Duff Salter became again mysterious. He sent for his trunks, and gave his address as the "Treaty House," on Beach Street, nearly opposite the monument, only a square back from the Zane house.
"Andrew," said Salter, when the young husband sought him there, "I concluded to move because there will be a nurse in that house before midsummer. If I was deaf as I once was, it would make no difference. But a very slight cry would certainly pierce my restored sensibilities now."
The Treaty House was a fine, old-fashioned brick, with a long saloon or double parlor containing many curiosities, such as pieces of old ships of war, weapons used in Polynesia and brought home by old sea captains, the jaws of whales and narwhals, figure-heads from perished vessels, harpoons, and points of various naval actions. In those days, before manufactures had extended up all the water streets, and when domestic war had not been known for a whole generation, the little low marble monument on the site of William Penn's treaty with the Indians attracted hundreds of strangers, who moistened their throats and cooled their foreheads in the great bar parlor of the Treaty House.
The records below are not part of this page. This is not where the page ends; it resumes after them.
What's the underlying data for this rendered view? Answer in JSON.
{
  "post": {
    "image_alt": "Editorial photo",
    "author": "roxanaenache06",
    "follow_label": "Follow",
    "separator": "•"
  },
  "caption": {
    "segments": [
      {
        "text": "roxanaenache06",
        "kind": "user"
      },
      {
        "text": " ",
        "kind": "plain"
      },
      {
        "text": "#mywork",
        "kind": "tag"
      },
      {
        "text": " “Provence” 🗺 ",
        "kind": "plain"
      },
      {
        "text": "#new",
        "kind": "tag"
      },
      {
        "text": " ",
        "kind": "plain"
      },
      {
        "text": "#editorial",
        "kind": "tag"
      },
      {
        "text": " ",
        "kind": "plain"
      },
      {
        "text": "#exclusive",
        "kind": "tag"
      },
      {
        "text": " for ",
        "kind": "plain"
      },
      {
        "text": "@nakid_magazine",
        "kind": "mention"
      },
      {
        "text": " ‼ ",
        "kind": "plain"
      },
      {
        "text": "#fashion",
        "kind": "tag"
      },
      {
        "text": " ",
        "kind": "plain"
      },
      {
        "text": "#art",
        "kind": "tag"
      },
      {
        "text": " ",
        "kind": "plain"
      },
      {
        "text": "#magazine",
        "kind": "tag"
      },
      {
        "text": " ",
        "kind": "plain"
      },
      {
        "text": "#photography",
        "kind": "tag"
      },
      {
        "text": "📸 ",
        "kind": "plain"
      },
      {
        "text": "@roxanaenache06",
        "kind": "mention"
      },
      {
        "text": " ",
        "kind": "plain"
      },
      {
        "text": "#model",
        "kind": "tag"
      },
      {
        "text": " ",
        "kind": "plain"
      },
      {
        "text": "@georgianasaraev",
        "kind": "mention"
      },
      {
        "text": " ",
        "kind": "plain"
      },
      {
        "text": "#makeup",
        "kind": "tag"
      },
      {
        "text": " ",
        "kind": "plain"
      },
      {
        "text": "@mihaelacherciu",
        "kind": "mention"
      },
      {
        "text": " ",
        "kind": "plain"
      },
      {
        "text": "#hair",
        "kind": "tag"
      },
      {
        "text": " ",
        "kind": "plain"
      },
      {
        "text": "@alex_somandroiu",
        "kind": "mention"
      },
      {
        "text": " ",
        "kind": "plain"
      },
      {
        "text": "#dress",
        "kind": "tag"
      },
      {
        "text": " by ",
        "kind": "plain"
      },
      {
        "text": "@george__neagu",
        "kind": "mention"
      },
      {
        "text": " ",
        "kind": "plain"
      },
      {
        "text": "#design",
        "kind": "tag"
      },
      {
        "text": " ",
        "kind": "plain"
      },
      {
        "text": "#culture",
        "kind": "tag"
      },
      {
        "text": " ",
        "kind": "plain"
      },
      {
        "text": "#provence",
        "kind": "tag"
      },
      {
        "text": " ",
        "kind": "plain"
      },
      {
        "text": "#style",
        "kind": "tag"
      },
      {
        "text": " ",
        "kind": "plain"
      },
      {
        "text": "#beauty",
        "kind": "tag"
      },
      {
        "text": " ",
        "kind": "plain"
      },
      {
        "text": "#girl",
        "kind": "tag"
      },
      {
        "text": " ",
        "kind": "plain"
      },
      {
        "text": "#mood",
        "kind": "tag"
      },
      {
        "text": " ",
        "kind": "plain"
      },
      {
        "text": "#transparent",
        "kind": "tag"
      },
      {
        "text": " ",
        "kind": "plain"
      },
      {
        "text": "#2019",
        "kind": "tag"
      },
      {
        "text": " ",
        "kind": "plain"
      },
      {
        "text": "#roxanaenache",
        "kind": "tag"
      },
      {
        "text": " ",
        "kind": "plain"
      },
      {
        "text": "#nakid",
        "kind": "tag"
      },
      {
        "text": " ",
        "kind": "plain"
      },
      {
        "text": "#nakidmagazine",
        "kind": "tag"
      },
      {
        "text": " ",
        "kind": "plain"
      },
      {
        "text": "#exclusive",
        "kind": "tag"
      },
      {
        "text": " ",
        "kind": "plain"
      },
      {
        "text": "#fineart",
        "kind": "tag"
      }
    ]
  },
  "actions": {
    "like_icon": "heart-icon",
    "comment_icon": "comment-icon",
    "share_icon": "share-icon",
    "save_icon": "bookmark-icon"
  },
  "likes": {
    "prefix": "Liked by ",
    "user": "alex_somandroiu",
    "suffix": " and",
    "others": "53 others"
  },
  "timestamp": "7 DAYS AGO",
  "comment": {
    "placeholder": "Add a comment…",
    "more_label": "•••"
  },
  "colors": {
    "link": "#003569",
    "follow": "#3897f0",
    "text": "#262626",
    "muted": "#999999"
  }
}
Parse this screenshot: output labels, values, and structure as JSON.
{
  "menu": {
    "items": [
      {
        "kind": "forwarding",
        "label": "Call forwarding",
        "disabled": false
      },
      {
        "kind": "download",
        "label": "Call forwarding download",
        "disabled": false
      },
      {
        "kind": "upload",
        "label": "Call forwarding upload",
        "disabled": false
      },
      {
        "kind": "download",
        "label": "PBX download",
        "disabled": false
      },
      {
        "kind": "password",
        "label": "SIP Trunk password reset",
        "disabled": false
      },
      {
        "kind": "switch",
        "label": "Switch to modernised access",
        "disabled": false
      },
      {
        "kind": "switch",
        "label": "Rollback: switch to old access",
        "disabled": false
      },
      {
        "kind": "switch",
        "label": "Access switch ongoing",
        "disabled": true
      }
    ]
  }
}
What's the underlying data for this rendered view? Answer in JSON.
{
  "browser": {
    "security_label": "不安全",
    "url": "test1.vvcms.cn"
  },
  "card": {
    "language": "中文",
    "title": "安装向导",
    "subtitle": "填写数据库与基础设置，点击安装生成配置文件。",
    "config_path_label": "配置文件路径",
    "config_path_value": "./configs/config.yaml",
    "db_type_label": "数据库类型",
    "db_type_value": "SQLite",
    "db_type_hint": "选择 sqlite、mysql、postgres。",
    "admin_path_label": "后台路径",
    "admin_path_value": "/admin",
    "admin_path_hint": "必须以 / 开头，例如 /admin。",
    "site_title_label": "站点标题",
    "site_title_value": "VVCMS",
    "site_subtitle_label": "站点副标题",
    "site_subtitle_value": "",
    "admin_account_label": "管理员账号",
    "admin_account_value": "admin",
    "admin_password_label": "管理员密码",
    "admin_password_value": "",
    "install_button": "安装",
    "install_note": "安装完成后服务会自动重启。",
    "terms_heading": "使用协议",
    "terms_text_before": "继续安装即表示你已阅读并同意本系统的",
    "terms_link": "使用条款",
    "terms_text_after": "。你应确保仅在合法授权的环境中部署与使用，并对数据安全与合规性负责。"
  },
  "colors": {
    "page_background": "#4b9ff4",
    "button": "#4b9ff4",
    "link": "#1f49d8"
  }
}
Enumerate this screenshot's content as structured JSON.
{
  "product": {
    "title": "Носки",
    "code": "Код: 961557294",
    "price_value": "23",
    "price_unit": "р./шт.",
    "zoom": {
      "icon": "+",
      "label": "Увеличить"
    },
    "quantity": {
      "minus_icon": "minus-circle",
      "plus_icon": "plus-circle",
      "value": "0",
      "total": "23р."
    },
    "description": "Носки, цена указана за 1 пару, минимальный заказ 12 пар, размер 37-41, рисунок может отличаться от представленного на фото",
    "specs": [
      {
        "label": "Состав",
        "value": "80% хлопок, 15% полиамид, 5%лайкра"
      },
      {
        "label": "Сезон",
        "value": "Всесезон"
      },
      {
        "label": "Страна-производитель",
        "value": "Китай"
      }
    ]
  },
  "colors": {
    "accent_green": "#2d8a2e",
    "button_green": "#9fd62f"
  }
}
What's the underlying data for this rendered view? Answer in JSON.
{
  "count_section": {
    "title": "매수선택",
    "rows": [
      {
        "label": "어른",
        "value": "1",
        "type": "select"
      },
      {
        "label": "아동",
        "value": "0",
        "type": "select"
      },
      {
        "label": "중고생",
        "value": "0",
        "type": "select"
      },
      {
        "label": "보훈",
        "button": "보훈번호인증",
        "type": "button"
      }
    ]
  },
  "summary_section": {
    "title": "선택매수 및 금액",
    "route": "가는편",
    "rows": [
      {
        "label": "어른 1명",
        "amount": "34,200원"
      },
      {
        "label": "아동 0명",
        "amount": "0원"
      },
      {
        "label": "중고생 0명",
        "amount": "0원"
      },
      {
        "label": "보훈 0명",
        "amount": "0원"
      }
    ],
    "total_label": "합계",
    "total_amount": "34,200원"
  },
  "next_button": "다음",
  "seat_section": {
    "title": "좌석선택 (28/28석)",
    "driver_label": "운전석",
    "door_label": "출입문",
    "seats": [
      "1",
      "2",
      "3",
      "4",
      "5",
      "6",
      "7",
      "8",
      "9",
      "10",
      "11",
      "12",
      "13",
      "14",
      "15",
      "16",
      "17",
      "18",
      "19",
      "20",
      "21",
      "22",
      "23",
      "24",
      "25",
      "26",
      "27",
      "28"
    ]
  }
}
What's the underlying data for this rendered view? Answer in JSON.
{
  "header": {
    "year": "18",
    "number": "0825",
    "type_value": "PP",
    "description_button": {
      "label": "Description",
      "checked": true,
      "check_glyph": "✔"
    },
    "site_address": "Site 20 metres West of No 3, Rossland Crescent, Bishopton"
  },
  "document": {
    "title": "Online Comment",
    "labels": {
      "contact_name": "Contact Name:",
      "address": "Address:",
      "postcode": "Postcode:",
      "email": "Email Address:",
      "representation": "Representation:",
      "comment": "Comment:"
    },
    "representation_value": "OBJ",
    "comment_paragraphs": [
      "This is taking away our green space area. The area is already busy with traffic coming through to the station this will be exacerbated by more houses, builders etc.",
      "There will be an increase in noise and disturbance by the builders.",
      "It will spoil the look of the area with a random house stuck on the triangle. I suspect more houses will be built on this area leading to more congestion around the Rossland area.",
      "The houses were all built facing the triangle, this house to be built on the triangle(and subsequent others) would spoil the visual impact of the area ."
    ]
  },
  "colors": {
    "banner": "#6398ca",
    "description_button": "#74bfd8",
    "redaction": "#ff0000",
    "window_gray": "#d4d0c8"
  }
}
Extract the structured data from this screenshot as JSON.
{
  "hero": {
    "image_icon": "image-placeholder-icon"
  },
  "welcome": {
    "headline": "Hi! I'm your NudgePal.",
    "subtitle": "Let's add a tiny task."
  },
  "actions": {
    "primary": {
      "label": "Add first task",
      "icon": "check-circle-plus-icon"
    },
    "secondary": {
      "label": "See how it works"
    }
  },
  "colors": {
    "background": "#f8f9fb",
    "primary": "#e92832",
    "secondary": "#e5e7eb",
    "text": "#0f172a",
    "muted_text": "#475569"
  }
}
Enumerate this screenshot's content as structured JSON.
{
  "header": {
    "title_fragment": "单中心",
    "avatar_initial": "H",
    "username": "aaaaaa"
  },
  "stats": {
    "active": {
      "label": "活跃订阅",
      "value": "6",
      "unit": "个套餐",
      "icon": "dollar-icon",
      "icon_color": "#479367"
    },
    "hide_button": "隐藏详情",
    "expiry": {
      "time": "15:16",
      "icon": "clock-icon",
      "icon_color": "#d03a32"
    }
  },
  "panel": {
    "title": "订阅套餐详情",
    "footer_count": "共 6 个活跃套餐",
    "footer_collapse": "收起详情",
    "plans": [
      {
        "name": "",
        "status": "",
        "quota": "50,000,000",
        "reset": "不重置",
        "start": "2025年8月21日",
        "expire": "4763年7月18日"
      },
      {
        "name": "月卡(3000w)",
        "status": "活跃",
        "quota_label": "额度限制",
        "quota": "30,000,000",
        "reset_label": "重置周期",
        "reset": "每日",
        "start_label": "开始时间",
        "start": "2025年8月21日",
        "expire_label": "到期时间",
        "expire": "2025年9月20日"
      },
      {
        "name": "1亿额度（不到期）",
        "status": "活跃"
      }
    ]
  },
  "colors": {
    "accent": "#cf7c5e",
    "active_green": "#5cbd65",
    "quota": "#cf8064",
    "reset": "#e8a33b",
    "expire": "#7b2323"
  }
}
It was still a secluded spot, shady and dewy with venerable trees, and the moisture they gave the old brown and black bricks in the contiguous houses, some of them still stylish, and all their windows topped with marble or sandstone, gray with the superincumbent weight of time or neglect. Large rear additions and sunless sideyards carried out the idea of a former gentry. Some buttonwood trees, now thinning out with annual age, conveyed by their speckled trunks the notion of a changing social standard, white and brown, native and foreign, while the lines of maples stood on blackened boles like old retired seamen, bronzed in many voyages and planted home forever. But despite the narrow, neglected, shady street, the slope of Shackamaxon went gently shelving to the edges of long sunny wharves, nearly as in the day when Penn selected this greensward to meet his Indian friends, and barter tools and promises for forest levels and long rich valleys, now open to the sky and murmurous with wheat and green potato vines.
Sitting before the inn door, on drowsy June afternoons, Duff Salter heard the adzes ring and hammers smite the thousand bolt-heads on lofty vessels, raised on mast-like scaffolds as if they meant to be launched into the air and go cleared for yonder faintly tinted spectral moon, which lingered so long by day, like the symbol of the Indian race, departed but lambent in thoughtful memories. Duff had grown superstitious; he came out of the inn door sidewise, that he might always see that moon over his right shoulder for good luck.
One morning Andrew Zane appeared at the Treaty House before Duff Salter had taken his julep, after the fashion of malarious Arkansas.
"Mr. Salter, it is all over. There is a baby at our house."
"Girl?"
"Just that!"
"I thought so," exclaimed Duff Salter. "It was truly mother's labor, and ought to have been like Agnes. We will give her a toast."
"In nothing but water," spoke Andrew soberly. "I hope I have sown my wild oats."